If you’re not aware of your reactions, they can emerge as criticisms, judgments (of the Focuser or others in the Focuser's life), advice, or rescuing behavior. The urge to give advice, rescue, help, or judge may well be coming from a place in you that is having a hard time just being with the Focuser's process. Be alert for the urge to help, fix, or rescue. These urges can be golden signposts that there is something in you that needs some company.
6. The Focuser is sensitive to the few topics that may violate
privacy boundaries for the Companion.
Ordinarily, the Focuser is free to choose any topic to Focus on, and also to choose to Focus on something but not say what it is about. But there are a few topics that, for social and cultural reasons, intrude on the Companion as well. It’s true that Focusing sessions are not social conversations but these conventions do still apply. Details of sexual fantasies or descriptions of genital feelings would be a good example. You are not there to take care of the Companion, but don’t stop being sensitive at this basic level. We don’t say this to be judgmental, but simply to honor the realities of social conventions about privacy and boundaries. (You can still Focus on such matters without saying them out loud.)
7. After a Focusing session, discuss the process but not the
content.
The content of the session is what it was about. So if the Focuser was Focusing on her relationship with her mother, the content of the session is her mother, and mothers in general. We don’t discuss the content after the session, which means, in this case, nothing like, “My mother is like that too,” or “Mothers can be hard to deal with.” Especially not advice, like,“Here’s what I did about my mother.”
To the Companion we say: “Don’t bring up the topic of the Focuser’s session, ever.” Not even a week later, “How’s your mother doing?” To the Focuser we say, “It’s not a good idea to talk about the topic of your Focusing right after the session.” We draw a line around the content. Both people leave it alone.
This can be hard, because our social instincts say, talk about the topic you know is there. It’s probably interesting… and you probably don’t know much about the other person to talk about instead. But Focusing partnership is not a social occasion. Something is happening that is rare and precious. You have lots of friends, but few Focusing partners.
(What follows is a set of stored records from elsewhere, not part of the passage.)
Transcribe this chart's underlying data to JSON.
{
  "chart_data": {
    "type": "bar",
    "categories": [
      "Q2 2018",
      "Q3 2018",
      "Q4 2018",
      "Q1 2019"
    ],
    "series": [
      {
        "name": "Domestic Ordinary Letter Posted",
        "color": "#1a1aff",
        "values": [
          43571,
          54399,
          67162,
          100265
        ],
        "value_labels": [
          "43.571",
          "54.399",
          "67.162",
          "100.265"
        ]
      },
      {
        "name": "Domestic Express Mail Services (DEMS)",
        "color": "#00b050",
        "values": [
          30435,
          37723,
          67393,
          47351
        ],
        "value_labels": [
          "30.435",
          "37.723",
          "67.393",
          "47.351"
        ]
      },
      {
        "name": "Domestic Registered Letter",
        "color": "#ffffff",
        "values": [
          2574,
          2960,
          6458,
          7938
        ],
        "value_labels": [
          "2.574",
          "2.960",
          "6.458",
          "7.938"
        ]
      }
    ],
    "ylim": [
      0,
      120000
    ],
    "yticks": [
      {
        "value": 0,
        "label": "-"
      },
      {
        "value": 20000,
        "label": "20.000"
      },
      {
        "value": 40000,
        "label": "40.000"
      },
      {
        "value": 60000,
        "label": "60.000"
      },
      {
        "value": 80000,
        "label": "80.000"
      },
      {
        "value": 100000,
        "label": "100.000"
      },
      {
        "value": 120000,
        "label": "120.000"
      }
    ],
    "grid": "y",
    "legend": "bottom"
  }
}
Why this strong boundary? There are two reasons. The first has to do with the nature of Focusing itself. Focusing rearranges your concepts, the building blocks of your thinking. The shifts that Focusing brings are still going on after the session. If you talk about the topic immediately after the session, you are
interrupting the process of change.
The other reason has to do with the vulnerability of Focusing. When we are Focusing, we are more open than at other times, and even innocent opinions from another person can feel like a violation. Not every time, but it happens, and it’s better to be safe. So the agreement all over the Focusing Community
is, No Comment on Content even after the session is over. So what do we discuss after a session? Process. We suggest you formally invite each other, “How was that for you as a process?” The response might be something like, “I enjoyed your tone of voice, it was nice and gentle.” Or, “I felt a bit awkward using the new language.” Or, “I’m wondering how it was for you when I was silent for so long in the middle there.” Or simply, “I felt honored to be with you.”
Summary
Seven rules might seem like a lot but the same spirit is at the heart of all of them: respect and trust in the Focuser’s process and in the preciousness of this special Focusing partner relationship. Treat it with care, and you will be rewarded with a safe and nurturing place for life transformation and support. Thousands of people are Focusing partners all over the world, and these relationships are easy and profound. Enjoy developing yours.